File Distribution

From Drumlin Security Wiki
Jump to navigation Jump to search

Distribution of PDF and Secured PDF files

With web-based PDF display it is usually the case that the PDFs are displayed on-the-fly, i.e. dynamically converted to HTML5, and the online viewers typically permit the source PDF file to be downloaded by the end user. With protected PDF display the download option is removed, and for selected services (e.g. Drumlin's Webdoxx services) the source PDF is not stored on the server, but is deleted as soon as an HTML5 fileset representing the source PDF has been generated. The pre-generated content is then displayed to the end user, which is significantly faster and more secure. In such cases, there is no distribution of the PDF files, which simplifies the service delivery. However, it does require the end user to have continual access to the internet, and includes some limitations (for example, printing should never be enabled as it cannot be made secure).

Distributing secured (encrypted) files to end users for local/offline use presents a more significant challenge. If the end user's device is provided by the service supplier and is registered to a specific user, delivery can be simplified considerably, by automating the process entirely. This is essentially how Amazon's Kindle ebook delivery service works. To use the service the end user must have a least one registered physical Kindle device from Amazon, which acts as the reference device for that user.

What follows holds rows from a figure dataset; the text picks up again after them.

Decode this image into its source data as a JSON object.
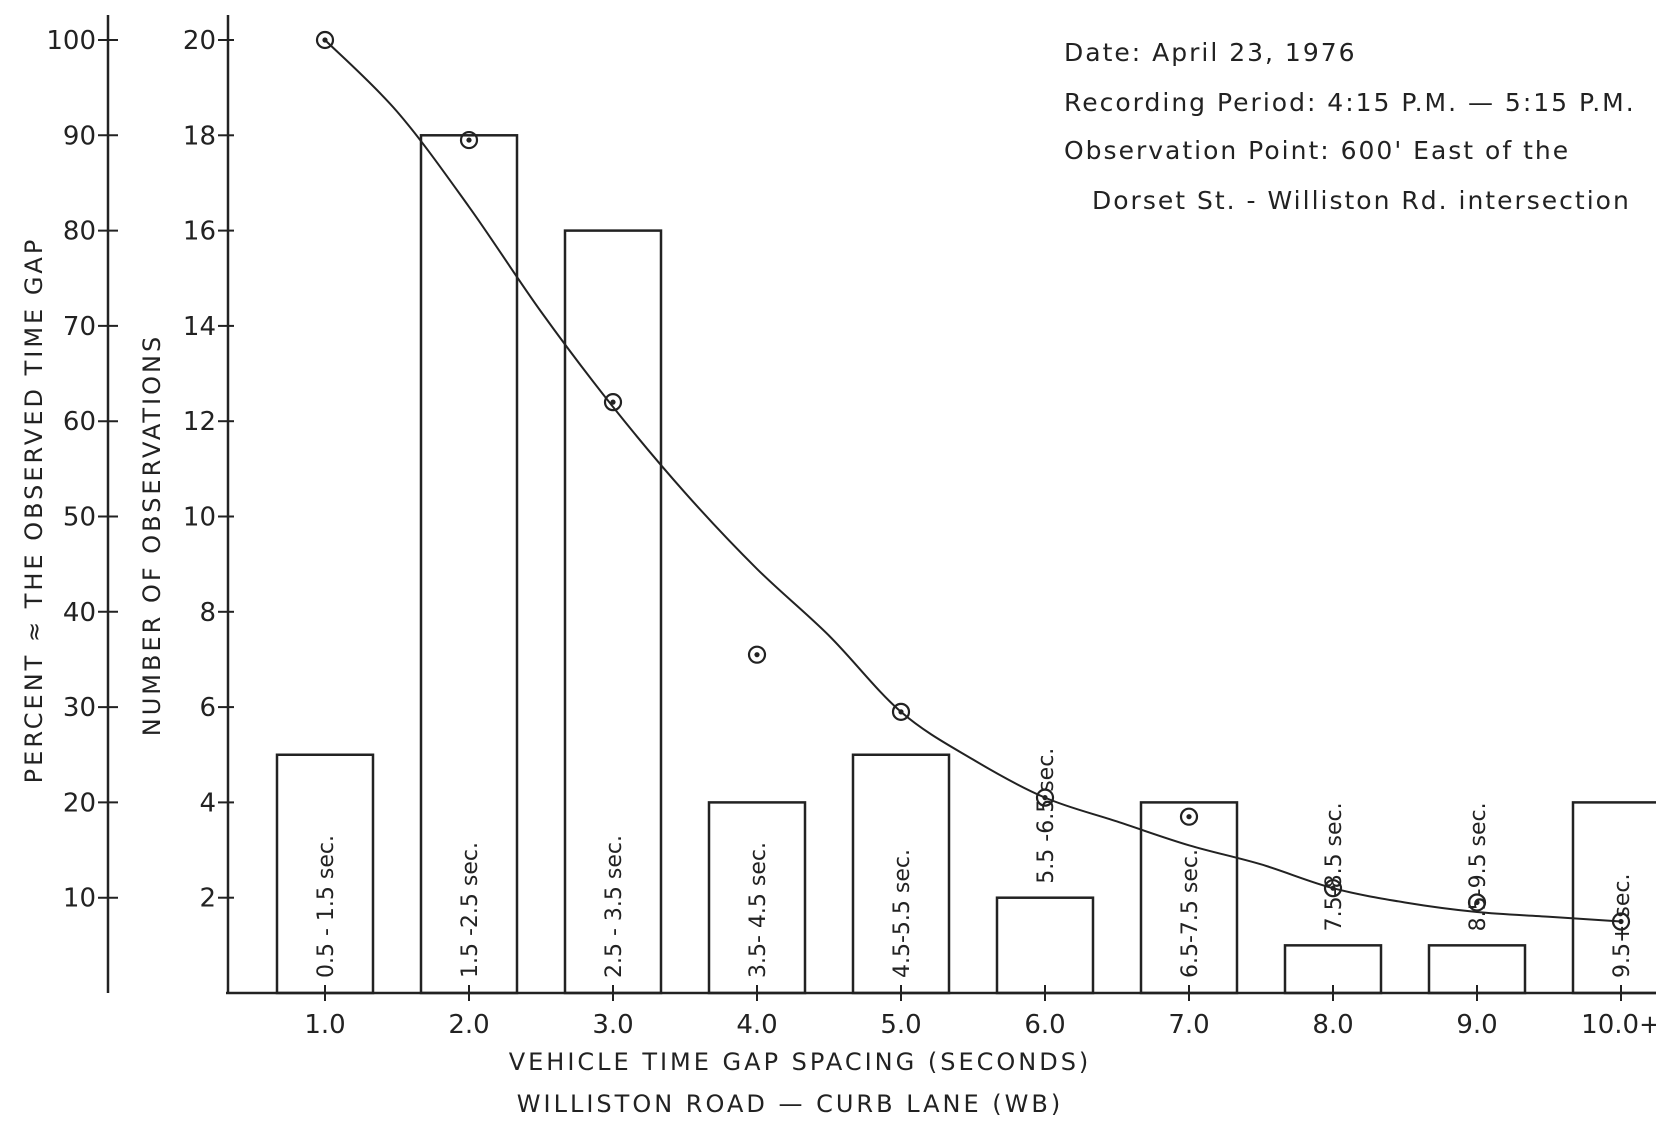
{
  "chart_data": {
    "type": "bar",
    "x_ticks": [
      "1.0",
      "2.0",
      "3.0",
      "4.0",
      "5.0",
      "6.0",
      "7.0",
      "8.0",
      "9.0",
      "10.0+"
    ],
    "x_range": [
      0.25,
      10.2
    ],
    "bars": [
      {
        "center": 1.0,
        "value": 5,
        "label": "0.5 - 1.5 sec."
      },
      {
        "center": 2.0,
        "value": 18,
        "label": "1.5 -2.5 sec."
      },
      {
        "center": 3.0,
        "value": 16,
        "label": "2.5 - 3.5 sec."
      },
      {
        "center": 4.0,
        "value": 4,
        "label": "3.5- 4.5 sec."
      },
      {
        "center": 5.0,
        "value": 5,
        "label": "4.5-5.5 sec."
      },
      {
        "center": 6.0,
        "value": 2,
        "label": "5.5 -6.5 sec."
      },
      {
        "center": 7.0,
        "value": 4,
        "label": "6.5-7.5 sec."
      },
      {
        "center": 8.0,
        "value": 1,
        "label": "7.5-8.5 sec."
      },
      {
        "center": 9.0,
        "value": 1,
        "label": "8.5-9.5 sec."
      },
      {
        "center": 10.0,
        "value": 4,
        "label": "9.5+ sec."
      }
    ],
    "points": [
      {
        "x": 1.0,
        "y": 20
      },
      {
        "x": 2.0,
        "y": 17.9
      },
      {
        "x": 3.0,
        "y": 12.4
      },
      {
        "x": 4.0,
        "y": 7.1
      },
      {
        "x": 5.0,
        "y": 5.9
      },
      {
        "x": 6.0,
        "y": 4.1
      },
      {
        "x": 7.0,
        "y": 3.7
      },
      {
        "x": 8.0,
        "y": 2.2
      },
      {
        "x": 9.0,
        "y": 1.9
      },
      {
        "x": 10.0,
        "y": 1.5
      }
    ],
    "curve": [
      {
        "x": 1.0,
        "y": 20.0
      },
      {
        "x": 1.5,
        "y": 18.5
      },
      {
        "x": 2.0,
        "y": 16.5
      },
      {
        "x": 2.5,
        "y": 14.3
      },
      {
        "x": 3.0,
        "y": 12.3
      },
      {
        "x": 3.5,
        "y": 10.5
      },
      {
        "x": 4.0,
        "y": 8.9
      },
      {
        "x": 4.5,
        "y": 7.5
      },
      {
        "x": 5.0,
        "y": 5.9
      },
      {
        "x": 5.5,
        "y": 4.9
      },
      {
        "x": 6.0,
        "y": 4.1
      },
      {
        "x": 6.5,
        "y": 3.6
      },
      {
        "x": 7.0,
        "y": 3.1
      },
      {
        "x": 7.5,
        "y": 2.7
      },
      {
        "x": 8.0,
        "y": 2.2
      },
      {
        "x": 8.5,
        "y": 1.9
      },
      {
        "x": 9.0,
        "y": 1.7
      },
      {
        "x": 9.5,
        "y": 1.6
      },
      {
        "x": 10.0,
        "y": 1.5
      }
    ],
    "y_left_ticks": [
      "100",
      "90",
      "80",
      "70",
      "60",
      "50",
      "40",
      "30",
      "20",
      "10"
    ],
    "y_left_values": [
      100,
      90,
      80,
      70,
      60,
      50,
      40,
      30,
      20,
      10
    ],
    "y_right_ticks": [
      "20",
      "18",
      "16",
      "14",
      "12",
      "10",
      "8",
      "6",
      "4",
      "2"
    ],
    "y_right_values": [
      20,
      18,
      16,
      14,
      12,
      10,
      8,
      6,
      4,
      2
    ],
    "ylim": [
      0,
      20
    ],
    "ylabel_left": "PERCENT ≈ THE OBSERVED TIME GAP",
    "ylabel_right": "NUMBER OF OBSERVATIONS",
    "xlabel": "VEHICLE TIME GAP SPACING (SECONDS)",
    "subtitle": "WILLISTON ROAD — CURB LANE (WB)",
    "grid": false
  },
  "notes": {
    "date": "Date: April 23, 1976",
    "period": "Recording Period: 4:15 P.M. — 5:15 P.M.",
    "point": "Observation Point: 600' East of the",
    "location": "Dorset St. - Williston Rd. intersection"
  }
}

With generic devices, like PCs, Macbooks, tablet devices and mobile phones, direct downloads via a web link or using attachments to emails, can result in considerable end user issues. The direct download and file attachment method of secure file distribution can work reasonably well for PC and Mac users, as they are familiar with downloading and saving files, and hopefully are aware of the difference between permanently downloaded files and temp files. However, scope for confusion remains, particular with less-IT savvy users. The problems are significantly greater for mobile device users, as detailed knowledge of how and where files are downloaded is far less common. For standard PDFs the downloading is usually straightforward, and most end users are able to open such files without worrying about where they are stored. With DRM-protected files that require specialist reader software, special arrangements are needed. And because broadly consistent guidance is needed for cross-platform file distribution, approaches applied for successful distribution to mobile devices should also be available in a similar manner for desktop/laptop users. There are two main mechanisms for achieving this:

  • providing a built-in file downloader within the end user app, and
  • providing a feature that downloads and saves the secured files automatically, without the end user being aware where the files are downloaded from or saved to on the local device

Javelin readers from Drumlin Security provide for both options. In the built-in downloader (provided on the Home page of all Javelin apps) there is a download field, and if a valid (standard) URL is entered into the field, the relevant file will be downloaded and saved to the Home page of the app. The format of the URL entered must meet the following requirements (generic file distribution services like Google Drive, Mac Cloud, WeTransfer not conform to these specifications):

  • URL names must be correct when used in the address field of a standard browser - where the URL contains spaces or other special characters, always enter them into a web browser address field first, check the downloading works as expected, and then copy/paste the browser-amended URL as the URL to be used - we recommend using short URLs, all in lower case, with no spaces, where possible, in order to make it as simple as possible for end users to type in if they need to (i.e. rather than copy/paste)
  • the secured PDF filename should have the correct file extension - acceptable extensions are: .drmz, .drmx, .xml and .zip, where the .xml and .zip extensions refer to files formatted as "catalogs" (see further below). Note that hosted drmz and drmx files will require the hosting service to identify these filetypes as having a mimetype: application/octet-stream
  • When a .xml or .zip catalog file is downloaded, the catalog will appear on the app home screen or local catalog file list, and its entries will provide the automated links required to download and save the secured PDF files (.drmz or .drmx files) without further user action other than clicking on the item or touching the item cover in the downloaded catalog. An example top=level catalog (built into the Javelin3 readers) is illustrated below - this built-in catalog can be updated remotely to include catalog for subscribing publishers, enabling file distribution for many files without any end-user awareness of where the files are stored or saved:

Javelin3 for Windows sample main catalog

Details of Drumlin's catalog system is provided in the Drumlin Catalogs PDF guide.